Я осознала все значение этого факта, потому что знала, что он никогда не смотрел даже на фото с видами Италии. Они не вызывали у него приятных воспоминаний.

– И?

– И я думаю, что ты стала очень богатой женщиной.

Закинув голову назад, я посмотрела на потолок.

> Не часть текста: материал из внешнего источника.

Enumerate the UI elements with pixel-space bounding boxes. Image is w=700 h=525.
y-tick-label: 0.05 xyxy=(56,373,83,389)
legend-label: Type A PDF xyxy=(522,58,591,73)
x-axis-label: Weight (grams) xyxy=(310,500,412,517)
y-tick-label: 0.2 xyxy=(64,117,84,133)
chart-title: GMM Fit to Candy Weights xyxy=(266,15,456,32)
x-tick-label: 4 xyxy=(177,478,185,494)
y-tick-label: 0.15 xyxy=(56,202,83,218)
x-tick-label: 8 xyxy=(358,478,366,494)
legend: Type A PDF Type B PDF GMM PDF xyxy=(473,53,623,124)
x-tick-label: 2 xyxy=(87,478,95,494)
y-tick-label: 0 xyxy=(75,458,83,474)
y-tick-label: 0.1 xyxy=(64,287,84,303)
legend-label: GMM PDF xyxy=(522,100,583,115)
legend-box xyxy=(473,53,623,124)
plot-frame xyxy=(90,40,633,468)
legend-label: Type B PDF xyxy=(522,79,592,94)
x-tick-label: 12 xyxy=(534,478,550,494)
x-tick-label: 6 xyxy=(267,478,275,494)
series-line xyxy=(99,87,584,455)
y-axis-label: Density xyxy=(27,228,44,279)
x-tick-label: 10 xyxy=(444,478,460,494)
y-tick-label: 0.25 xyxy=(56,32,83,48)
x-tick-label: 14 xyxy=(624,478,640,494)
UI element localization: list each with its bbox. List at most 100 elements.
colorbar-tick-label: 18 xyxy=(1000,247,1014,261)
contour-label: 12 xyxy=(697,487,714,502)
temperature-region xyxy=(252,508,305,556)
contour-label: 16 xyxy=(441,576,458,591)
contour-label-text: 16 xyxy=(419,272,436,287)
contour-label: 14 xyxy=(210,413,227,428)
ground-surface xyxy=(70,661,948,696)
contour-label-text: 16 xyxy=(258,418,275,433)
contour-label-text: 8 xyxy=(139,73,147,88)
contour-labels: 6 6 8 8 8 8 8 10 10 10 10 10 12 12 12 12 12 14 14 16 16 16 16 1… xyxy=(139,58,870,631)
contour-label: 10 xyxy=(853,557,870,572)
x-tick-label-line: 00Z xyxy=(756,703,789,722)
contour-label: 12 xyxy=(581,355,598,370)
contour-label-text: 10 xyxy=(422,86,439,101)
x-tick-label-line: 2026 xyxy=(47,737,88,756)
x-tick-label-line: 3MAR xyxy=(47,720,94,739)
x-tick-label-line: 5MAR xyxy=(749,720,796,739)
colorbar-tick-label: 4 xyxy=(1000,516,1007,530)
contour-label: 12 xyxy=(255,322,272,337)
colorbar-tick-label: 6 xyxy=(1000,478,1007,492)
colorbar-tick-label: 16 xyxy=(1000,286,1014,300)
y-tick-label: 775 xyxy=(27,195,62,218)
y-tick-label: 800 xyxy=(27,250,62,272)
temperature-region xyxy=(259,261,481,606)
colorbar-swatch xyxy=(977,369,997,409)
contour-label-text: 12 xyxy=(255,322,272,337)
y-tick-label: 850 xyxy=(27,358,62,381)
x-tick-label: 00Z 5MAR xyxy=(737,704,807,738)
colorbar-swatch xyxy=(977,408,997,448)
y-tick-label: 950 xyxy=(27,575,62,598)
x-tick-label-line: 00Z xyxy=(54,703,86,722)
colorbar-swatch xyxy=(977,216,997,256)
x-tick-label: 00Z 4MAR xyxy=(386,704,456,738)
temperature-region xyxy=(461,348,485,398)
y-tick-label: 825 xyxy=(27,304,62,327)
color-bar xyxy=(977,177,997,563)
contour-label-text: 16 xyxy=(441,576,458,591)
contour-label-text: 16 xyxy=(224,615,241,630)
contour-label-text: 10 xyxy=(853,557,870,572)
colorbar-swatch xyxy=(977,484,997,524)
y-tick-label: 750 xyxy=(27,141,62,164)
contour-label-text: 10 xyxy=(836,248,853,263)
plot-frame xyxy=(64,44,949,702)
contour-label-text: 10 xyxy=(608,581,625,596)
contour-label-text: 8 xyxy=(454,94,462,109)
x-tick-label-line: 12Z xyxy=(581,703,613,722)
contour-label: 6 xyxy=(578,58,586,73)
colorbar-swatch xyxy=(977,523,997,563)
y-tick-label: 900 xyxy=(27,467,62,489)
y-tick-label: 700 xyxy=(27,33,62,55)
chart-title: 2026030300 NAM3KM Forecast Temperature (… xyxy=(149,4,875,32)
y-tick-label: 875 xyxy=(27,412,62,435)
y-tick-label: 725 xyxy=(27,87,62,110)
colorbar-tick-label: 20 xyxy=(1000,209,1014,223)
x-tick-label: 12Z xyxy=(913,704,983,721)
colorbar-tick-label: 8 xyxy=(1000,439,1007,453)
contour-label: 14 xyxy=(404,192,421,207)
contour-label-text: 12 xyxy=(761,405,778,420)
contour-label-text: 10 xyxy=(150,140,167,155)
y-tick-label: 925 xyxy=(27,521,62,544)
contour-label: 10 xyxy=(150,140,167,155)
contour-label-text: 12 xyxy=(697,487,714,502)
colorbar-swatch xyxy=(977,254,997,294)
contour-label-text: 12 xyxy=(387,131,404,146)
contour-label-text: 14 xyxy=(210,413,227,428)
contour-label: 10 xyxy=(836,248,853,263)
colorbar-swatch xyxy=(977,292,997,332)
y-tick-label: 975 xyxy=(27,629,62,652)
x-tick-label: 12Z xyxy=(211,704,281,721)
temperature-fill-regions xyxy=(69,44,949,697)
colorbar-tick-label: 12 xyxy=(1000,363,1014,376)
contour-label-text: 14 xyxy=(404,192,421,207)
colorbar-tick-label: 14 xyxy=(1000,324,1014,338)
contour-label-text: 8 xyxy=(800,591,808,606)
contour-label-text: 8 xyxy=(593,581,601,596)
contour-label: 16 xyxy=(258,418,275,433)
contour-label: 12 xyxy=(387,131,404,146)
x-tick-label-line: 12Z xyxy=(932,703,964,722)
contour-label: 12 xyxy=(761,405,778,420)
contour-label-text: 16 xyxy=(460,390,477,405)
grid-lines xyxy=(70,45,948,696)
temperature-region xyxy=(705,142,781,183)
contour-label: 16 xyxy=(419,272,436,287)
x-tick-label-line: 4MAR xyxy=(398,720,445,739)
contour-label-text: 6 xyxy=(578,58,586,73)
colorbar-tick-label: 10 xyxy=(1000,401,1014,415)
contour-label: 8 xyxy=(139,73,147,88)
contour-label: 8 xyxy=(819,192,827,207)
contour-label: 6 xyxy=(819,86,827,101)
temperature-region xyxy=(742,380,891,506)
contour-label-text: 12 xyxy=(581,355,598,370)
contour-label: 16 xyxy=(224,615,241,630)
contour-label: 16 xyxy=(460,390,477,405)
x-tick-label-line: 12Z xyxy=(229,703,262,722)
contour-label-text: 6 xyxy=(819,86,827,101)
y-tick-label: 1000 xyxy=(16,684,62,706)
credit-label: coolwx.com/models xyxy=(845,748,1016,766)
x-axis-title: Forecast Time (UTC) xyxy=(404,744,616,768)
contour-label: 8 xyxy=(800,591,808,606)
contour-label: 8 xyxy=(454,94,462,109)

– Да, стала, и я сама до сих пор не могу в это поверить. Теперь, когда я вернулась сюда, все это кажется нереальным. Как будто это был сон.

Папа подкатил кресло ближе ко мне.

– Но это не сон. Ты – дочь очень успешного бизнесмена.

– Это, может, и правда, – ответила я, глядя ему в глаза. – Но я еще и дочь сильного и храброго борца, который сумел выжить, несмотря на то что все шансы были против него.

– Я выжил, потому что я эгоист, – ответил папа.

– В некотором смысле – да, но лишь в некотором. Ты не был эгоистом, когда смотрел на меня, как будто я – самое лучшее из того, что с тобой произошло. И я всегда чувствовала себя особенной и любимой. Это то, что я хочу запомнить, папа. Это то, о чем я должна думать.

– И я тоже, – ответил он. – И ты правда была особенной. И до сих пор такая. Потому что, если ты сидишь в этом доме и простила меня за все, что я…

– Пап, перестань, – тихо произнесла я. – Конечно, я простила тебя. Как я могла не простить? Жизнь у всех непроста, в ней все сложно. Она полна резких и неожиданных поворотов. Тебе ли об этом не знать. Ты пережил ужасную травму. И мы все совершаем ошибки. Мама тоже не была идеалом. И оставила после себя заметное количество разрушений.

– Да, но она оставила мне тебя.

– А мне – тебя.

И в этот момент я поняла, что собираюсь отыскать способ принять то, что случилось со мной, и отпустить переживания и огорчения из-за того, что я так и не встретила Антона. Моя реальность двигалась вперед. Что хорошего в том, чтобы сидеть и вечно держаться за «как могло бы быть»?

Любая жизнь полна этих «могло бы быть». Но лучшее, что мы можем, это извлечь максимум из того, что есть и что было.

По крайней мере, теперь я знаю правду о жизни своей матери и больше не должна врать своему отцу. В этом заключалось огромное облегчение – можно было избавиться от тайн и чувства вины, которое их сопровождало. Я чувствовала, что мне легче, как будто бы я расчистила душу.

Мы с папой смотрели друг на друга под лучами раннего утреннего солнца, льющимися из окна, и я была уверена, что ему тоже стало легче – потому что он наконец выпустил правду из многолетнего заключения.